Doran operates PlugIn Stations Online, which sells and installs electric vehicle charging stations across the Northeast.
He purchased the dormant plant in April 2020. It generates continuous hydroelectric power of 160 kilowatts, relatively small, but he is selling the power into the grid through National Grid.
Eventually, he plans to feed the power into the village of Valatie, as well as for local electric vehicle charging stations.
Doran worked with former owners Fred and Bob Munch, and Clevenstine Engineering.
It’s unclear why the previous buyers of the plant, a Las Vegas-based investment firm, didn’t run the facility.

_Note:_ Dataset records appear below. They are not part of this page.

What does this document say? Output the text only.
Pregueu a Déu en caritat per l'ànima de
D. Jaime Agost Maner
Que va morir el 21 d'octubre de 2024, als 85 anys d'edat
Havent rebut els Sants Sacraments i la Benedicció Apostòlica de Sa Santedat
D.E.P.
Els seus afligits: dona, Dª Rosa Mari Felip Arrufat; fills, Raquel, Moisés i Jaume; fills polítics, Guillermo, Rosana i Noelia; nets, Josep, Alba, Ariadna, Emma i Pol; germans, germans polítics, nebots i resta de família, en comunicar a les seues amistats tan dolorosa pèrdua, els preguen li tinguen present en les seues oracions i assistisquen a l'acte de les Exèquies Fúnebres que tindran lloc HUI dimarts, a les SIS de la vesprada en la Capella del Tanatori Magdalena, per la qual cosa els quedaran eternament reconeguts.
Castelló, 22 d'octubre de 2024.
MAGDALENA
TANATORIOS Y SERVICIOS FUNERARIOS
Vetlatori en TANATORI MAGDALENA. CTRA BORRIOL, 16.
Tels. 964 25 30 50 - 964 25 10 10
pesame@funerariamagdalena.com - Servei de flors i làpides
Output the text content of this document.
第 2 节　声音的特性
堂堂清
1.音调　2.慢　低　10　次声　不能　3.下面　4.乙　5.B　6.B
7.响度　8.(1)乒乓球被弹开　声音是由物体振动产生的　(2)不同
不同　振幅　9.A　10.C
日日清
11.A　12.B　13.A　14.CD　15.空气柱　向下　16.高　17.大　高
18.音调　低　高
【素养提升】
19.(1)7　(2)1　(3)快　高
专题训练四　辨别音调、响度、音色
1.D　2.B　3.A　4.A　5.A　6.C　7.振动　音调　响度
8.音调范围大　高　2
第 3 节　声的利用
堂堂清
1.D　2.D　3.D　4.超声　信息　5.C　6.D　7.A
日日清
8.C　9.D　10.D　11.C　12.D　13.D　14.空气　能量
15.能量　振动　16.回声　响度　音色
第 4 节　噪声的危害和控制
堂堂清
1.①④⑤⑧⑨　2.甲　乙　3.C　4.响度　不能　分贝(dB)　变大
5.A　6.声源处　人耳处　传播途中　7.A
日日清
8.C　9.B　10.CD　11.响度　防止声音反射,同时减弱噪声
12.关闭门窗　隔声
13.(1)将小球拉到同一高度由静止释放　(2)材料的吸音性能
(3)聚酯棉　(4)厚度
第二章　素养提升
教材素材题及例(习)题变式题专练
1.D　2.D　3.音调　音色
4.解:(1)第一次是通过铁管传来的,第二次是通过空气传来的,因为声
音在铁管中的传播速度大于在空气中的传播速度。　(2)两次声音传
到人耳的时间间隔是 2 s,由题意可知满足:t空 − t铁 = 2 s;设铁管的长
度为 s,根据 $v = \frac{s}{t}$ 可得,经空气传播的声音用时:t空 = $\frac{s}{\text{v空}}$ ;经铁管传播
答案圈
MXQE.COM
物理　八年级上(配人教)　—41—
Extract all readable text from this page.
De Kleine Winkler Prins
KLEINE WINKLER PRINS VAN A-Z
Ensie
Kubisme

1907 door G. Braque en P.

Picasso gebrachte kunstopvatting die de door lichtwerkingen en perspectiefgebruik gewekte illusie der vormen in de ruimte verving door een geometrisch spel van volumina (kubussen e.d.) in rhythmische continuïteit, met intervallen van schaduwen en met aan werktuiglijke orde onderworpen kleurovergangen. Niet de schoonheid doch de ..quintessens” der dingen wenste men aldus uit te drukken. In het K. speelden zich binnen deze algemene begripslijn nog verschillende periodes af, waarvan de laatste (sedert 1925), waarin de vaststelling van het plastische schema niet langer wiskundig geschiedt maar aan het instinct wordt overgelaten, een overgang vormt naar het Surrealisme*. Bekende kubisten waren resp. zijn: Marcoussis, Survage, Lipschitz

Cryptocurrency miners use high-powered purpose-built computers to unlock the complex mathematical formulas that create cryptocurrency, or on-line money such as Bitcoin. The cryptocurrency can be sold for real dollars.
Crypto mining has become controversial with environmentalists because of the high levels of electricity needed to power the computers. Miners are constantly on the lookout for sources of low-cost power.
Last year, for instance, a natural gas power plant in the Finger Lakes community of Dresden, Greenridge Generation, installed a crypto mining operation at the facility. That way, they are able to use their own power to run their computers.
And three years ago, a number of cryptocurrency miners set up shop in Plattsburgh, to take advantage of they city’s low-cost power thanks to an allotment from the quasi-public hydroelectric dams that operate in northern New York. Cryptocurrency miners also operate in the Buffalo area, which has access to low cost hydropower as well.